Non voglio fare quello che dà consigli ai più giovani, ci mancherebbe altro: però una cosa voglio dirla a chi verrà dopo di me, chiunque sia. Affrontate ogni giorno da sindaco pieni d’entusiasmo e soprattutto innamoratevi di Varese, della vostra città. Così e soltanto così sarete in grado di svolgere nel migliore dei modi il ruolo che i cittadini vi hanno assegnato. La passione, in quell’ufficio di via Sacco dove negli ultimi dieci anni ho passato tante e tante ore, è il segreto di ogni cosa. Altrimenti, magari senza accorgervene, vi ritroverete come quei militari di leva che non vedono l’ora di finire e segnano sul calendario i giorni che mancano al ritorno a casa.
Ringrazio tutti. Ringrazio i dipendenti comunali, le persone che hanno condiviso con me quest’esperienza, le giunte e gli amici. Ringrazio i giornalisti con i quali mi sono confrontato, scornato, appassionato: e in alcuni casi è stato bello scoprire che oltre l’aspetto professionale ce n’era uno anche personale. Fatto di rispetto e passioni comuni.

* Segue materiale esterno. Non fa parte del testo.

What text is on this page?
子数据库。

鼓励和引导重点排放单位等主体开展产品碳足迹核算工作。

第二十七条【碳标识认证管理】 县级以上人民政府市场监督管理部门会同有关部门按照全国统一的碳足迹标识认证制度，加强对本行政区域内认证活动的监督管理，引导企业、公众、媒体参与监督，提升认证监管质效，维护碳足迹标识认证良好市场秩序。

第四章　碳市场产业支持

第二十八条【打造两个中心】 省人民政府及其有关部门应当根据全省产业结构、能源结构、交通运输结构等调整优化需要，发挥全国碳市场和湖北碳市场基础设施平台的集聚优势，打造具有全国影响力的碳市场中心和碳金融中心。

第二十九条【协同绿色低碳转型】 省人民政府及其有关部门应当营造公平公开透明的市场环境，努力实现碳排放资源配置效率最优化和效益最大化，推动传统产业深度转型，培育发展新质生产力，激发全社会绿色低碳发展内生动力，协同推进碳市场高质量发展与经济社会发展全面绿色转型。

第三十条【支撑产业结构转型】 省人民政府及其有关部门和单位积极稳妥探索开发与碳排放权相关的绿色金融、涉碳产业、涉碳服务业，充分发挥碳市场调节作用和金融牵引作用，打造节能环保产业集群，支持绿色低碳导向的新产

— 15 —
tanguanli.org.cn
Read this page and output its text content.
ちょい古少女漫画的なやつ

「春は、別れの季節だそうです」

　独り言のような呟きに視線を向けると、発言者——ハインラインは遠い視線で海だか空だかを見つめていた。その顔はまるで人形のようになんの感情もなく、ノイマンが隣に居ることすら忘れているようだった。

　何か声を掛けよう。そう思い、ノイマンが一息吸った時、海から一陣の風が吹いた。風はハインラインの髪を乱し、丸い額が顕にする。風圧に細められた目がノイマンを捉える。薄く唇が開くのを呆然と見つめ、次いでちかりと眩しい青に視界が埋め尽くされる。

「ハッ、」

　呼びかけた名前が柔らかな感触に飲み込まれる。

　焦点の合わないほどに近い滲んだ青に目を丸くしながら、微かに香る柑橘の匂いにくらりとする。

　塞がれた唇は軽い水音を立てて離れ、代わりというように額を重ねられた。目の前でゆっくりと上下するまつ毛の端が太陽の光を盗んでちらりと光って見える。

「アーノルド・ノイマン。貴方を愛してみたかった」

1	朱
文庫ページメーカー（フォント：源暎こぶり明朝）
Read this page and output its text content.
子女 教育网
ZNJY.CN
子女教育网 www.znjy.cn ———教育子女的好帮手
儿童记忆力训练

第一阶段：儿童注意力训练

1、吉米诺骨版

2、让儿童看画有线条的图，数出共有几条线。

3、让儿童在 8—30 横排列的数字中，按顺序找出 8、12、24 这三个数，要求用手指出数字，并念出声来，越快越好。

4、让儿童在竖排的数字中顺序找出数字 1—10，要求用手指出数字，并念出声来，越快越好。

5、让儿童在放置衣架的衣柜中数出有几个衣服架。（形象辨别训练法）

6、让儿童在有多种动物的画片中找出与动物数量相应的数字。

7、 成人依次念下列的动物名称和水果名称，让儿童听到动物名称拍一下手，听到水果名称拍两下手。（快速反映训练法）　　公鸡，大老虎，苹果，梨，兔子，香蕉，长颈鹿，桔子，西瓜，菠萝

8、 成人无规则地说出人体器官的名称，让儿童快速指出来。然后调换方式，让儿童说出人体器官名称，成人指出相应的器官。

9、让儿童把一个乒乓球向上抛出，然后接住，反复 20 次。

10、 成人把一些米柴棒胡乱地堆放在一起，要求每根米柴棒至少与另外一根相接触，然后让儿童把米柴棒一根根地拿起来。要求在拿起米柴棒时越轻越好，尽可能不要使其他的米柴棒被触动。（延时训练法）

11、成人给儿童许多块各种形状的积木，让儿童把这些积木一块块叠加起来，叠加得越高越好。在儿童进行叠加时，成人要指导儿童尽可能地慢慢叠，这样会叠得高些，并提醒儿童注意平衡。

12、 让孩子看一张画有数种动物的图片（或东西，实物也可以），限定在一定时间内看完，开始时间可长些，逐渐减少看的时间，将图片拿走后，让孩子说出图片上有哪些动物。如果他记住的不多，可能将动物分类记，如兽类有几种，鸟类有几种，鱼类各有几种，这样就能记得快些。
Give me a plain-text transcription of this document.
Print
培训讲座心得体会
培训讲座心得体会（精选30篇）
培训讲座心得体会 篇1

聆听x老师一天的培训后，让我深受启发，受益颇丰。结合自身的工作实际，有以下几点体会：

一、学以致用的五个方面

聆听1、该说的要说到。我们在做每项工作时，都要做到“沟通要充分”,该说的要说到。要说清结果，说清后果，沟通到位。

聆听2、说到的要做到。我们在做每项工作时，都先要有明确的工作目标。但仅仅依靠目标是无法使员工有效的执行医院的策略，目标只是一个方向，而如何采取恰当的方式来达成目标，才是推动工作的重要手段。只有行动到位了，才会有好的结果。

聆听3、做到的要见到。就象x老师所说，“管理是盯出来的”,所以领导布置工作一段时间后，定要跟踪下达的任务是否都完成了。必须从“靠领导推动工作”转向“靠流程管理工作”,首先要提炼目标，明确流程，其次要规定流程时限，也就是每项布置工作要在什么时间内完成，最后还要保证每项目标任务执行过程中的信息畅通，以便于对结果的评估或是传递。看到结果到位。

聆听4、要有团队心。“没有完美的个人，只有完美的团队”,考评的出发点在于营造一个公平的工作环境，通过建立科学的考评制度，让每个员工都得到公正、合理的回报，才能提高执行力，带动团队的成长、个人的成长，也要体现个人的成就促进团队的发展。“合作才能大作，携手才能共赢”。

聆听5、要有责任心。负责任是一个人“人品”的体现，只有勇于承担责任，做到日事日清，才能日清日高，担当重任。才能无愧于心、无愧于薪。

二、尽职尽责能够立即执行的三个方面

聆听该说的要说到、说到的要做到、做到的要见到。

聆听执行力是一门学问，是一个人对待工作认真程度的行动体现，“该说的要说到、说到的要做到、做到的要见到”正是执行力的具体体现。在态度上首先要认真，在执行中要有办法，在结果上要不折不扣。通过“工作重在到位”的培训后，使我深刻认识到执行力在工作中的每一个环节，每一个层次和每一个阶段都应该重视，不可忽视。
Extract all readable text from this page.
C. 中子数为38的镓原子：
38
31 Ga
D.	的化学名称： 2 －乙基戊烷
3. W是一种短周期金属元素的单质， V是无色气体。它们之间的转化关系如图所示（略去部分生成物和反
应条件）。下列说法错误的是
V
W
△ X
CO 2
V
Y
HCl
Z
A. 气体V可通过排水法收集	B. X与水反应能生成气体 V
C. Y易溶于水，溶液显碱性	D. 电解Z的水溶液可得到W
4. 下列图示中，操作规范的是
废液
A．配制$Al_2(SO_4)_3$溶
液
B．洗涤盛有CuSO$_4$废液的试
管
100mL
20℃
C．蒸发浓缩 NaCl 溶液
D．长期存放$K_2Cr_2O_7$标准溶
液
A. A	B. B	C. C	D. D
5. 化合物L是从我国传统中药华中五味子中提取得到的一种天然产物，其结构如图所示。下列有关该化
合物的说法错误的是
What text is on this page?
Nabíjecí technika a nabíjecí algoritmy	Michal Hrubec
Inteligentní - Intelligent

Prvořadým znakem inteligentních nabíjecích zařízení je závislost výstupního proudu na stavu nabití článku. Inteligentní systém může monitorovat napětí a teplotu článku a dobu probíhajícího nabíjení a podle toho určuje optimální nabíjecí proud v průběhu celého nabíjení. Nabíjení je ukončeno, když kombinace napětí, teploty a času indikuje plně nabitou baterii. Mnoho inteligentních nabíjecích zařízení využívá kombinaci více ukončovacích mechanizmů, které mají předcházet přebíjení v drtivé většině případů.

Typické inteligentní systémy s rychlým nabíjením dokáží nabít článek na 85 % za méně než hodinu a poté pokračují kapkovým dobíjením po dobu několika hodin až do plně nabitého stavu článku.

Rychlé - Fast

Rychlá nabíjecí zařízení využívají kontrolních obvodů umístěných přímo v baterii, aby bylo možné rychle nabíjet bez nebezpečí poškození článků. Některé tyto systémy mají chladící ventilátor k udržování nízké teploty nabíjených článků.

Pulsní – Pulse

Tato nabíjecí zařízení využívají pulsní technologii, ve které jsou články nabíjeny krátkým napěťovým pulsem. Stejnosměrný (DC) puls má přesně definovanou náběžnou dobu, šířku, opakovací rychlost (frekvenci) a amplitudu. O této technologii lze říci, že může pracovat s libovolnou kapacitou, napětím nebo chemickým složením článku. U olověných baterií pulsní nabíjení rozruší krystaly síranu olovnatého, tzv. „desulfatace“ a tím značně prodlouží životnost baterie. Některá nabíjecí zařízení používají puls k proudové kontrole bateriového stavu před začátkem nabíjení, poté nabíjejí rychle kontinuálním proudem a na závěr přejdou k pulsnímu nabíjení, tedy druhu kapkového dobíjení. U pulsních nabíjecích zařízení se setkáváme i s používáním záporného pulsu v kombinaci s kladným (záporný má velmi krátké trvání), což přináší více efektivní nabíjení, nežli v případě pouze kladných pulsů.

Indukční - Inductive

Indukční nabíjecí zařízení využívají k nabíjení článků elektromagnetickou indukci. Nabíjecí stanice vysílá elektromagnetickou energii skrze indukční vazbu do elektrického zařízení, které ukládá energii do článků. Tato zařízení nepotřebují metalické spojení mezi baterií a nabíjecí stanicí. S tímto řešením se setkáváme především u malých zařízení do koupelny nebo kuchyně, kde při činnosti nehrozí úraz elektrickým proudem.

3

Ringrazio il consiglio comunale, che nella sua ultima seduta ha voluto salutarmi con quell’applauso che tanto mi ha emozionato. Un consiglio comunale che è stata ed è la prova provata che ci può essere una buona politica, che non tutti i politici sono da buttare a mare, che non è tutto da criticare. Credo che Varese sia stata, in questi anni, l’esempio che una buona politica può esistere: basta volerlo.
Fatemi tornare, ancora per un momento, all’applauso dell’altra sera: che ha coinvolto anche avversari con i quali mi sono scontrato anche duramente, in questi anni. Ecco, io credo che quando un avversario ti saluta e ti rende onore significa che si è lasciato qualcosa. E permettetemi di essere un po’ orgoglioso, per un gesto che nella politica di oggi si vede sempre meno.